Edoardo Raspelli, storico critico de La Stampa e conduttore di Melaverde, non ha dubbi: «Bologna è però comunque più soda, più grassa, più seria, più gastronomica di Milano. L’exploit del cibo a Bologna è più concreto, quello milanese punta solo a un effimero successo mediatico. Ben venga dunque a Bologna l’apertura di nuovi locali in centro, perché voi siete una delle città più ghiotte d’Italia. L’importante è che l’asticella della qualità venga mantenuta con la punta verso l’alto, come accade da anni in molti vostri ristoranti storici, che lavorano seriamente».
«Il turismo gastronomico — ci racconta invece Paolo Marchi di Identità Golose — è quello che abbiamo sempre cercato in Italia. Quindi direi di non lamentarci troppo. Preferisco sotto ogni punto di vista il tagliere rispetto all’happy hour con la patumiera di porcherie che si trovano sui banconi dei bar. Il tagliere impone di sedersi al tavolo e questo è un gesto che si porta dietro un’idea di convivialità, che è molto importante». Il vero problema, secondo Marchi, è «che nessuno ti spiega cosa c’è sopra quel tagliere, perché da noi, parlo in generale in Italia, l’informazione alimentare latita da sempre. Ma non solo nei locali improvvisati del centro di Bologna. Parlo anche dei grandi ristoranti, dove il servizio, inteso anche come informazione e crescita culturale dedicata al cliente, viene messa in mano spesso a giovani, per carità volenterosi, ma impreparati». Da qui il passo è automatico al «va bene tutto», basta che si chiami prosciutto o mortadella e poi chi se ne frega da dove viene e di che qualità è. L’importante è che costi poco.
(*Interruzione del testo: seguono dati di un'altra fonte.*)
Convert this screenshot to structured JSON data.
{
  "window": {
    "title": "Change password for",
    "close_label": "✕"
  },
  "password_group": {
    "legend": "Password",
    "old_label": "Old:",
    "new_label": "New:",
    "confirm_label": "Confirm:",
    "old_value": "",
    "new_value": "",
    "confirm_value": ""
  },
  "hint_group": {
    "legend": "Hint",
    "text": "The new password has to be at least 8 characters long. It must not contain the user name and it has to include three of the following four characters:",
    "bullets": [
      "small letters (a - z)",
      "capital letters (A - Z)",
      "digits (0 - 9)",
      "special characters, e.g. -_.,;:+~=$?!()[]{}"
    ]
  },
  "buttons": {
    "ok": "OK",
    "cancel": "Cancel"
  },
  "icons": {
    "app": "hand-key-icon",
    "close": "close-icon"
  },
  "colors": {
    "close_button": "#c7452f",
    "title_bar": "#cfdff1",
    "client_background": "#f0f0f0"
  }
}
«Crescono a dismisura i locali che distribuiscono del cibo generico», spiega ancora Paolini. «Questi locali — è Marchi ora che parla — propongono ristorazione sovraregionale a buon mercato, un’alimentazione generica che punta più sul ramen o sulla pizza gastronomica che non sui prodotti locali. La tradizione è diventata ora segno distintivo dei grandi ristoranti».
«Perché nessuno si pone il problema sulla provenienza delle materie prime e sulla loro salubrietà?», si chiede Paolini. «È ovvio che vengono usate materie prime di secondo livello, a cominciare dall’olio. Quando guardi i prezzi dei locali nuovi che fanno a spintoni nel centro di città come Milano, Bologna, Firenze... ti chiedi come sia possibile, con affitti la maggior parte delle volte piuttosto importanti, poter proporre un pranzo completo a prezzo fisso di 10 euro con tanto di calice di vino, dessert e caffè. O sono acrobati del bilancio, o sono costretti a comprare nei discount olio a 2,5 euro al litro e vino a 0,80 a bottiglia. Parliamo di salumi. C’è controllo reale sui maiali e sulla loro provenienza? È carne surgelata? Ai prezzi con i quali vengono proposti nei nuovi locali, aperti da no professionisti del settore, non si può pensare che la merce sia di qualità». Poi, d’accordo, ognuno fa quello che vuole, ma l’importante è sapere cosa mangi. E, si sa, che in Italia, siamo indietro sull’informazione alimentare. «Non c’è controllo alcuno», chiosa Paolini.
Tutti d’accordo i nostri interlocutori sul non demonizzare i taglieri perché «i salumi e i formaggi sono la nostra forza come Paese e gli stranieri chiedono giustamente Prosciutto di Parma e Parmigiano Reggiano». Ma che siano degni di questo nome. A costo di prezzi maggiorati.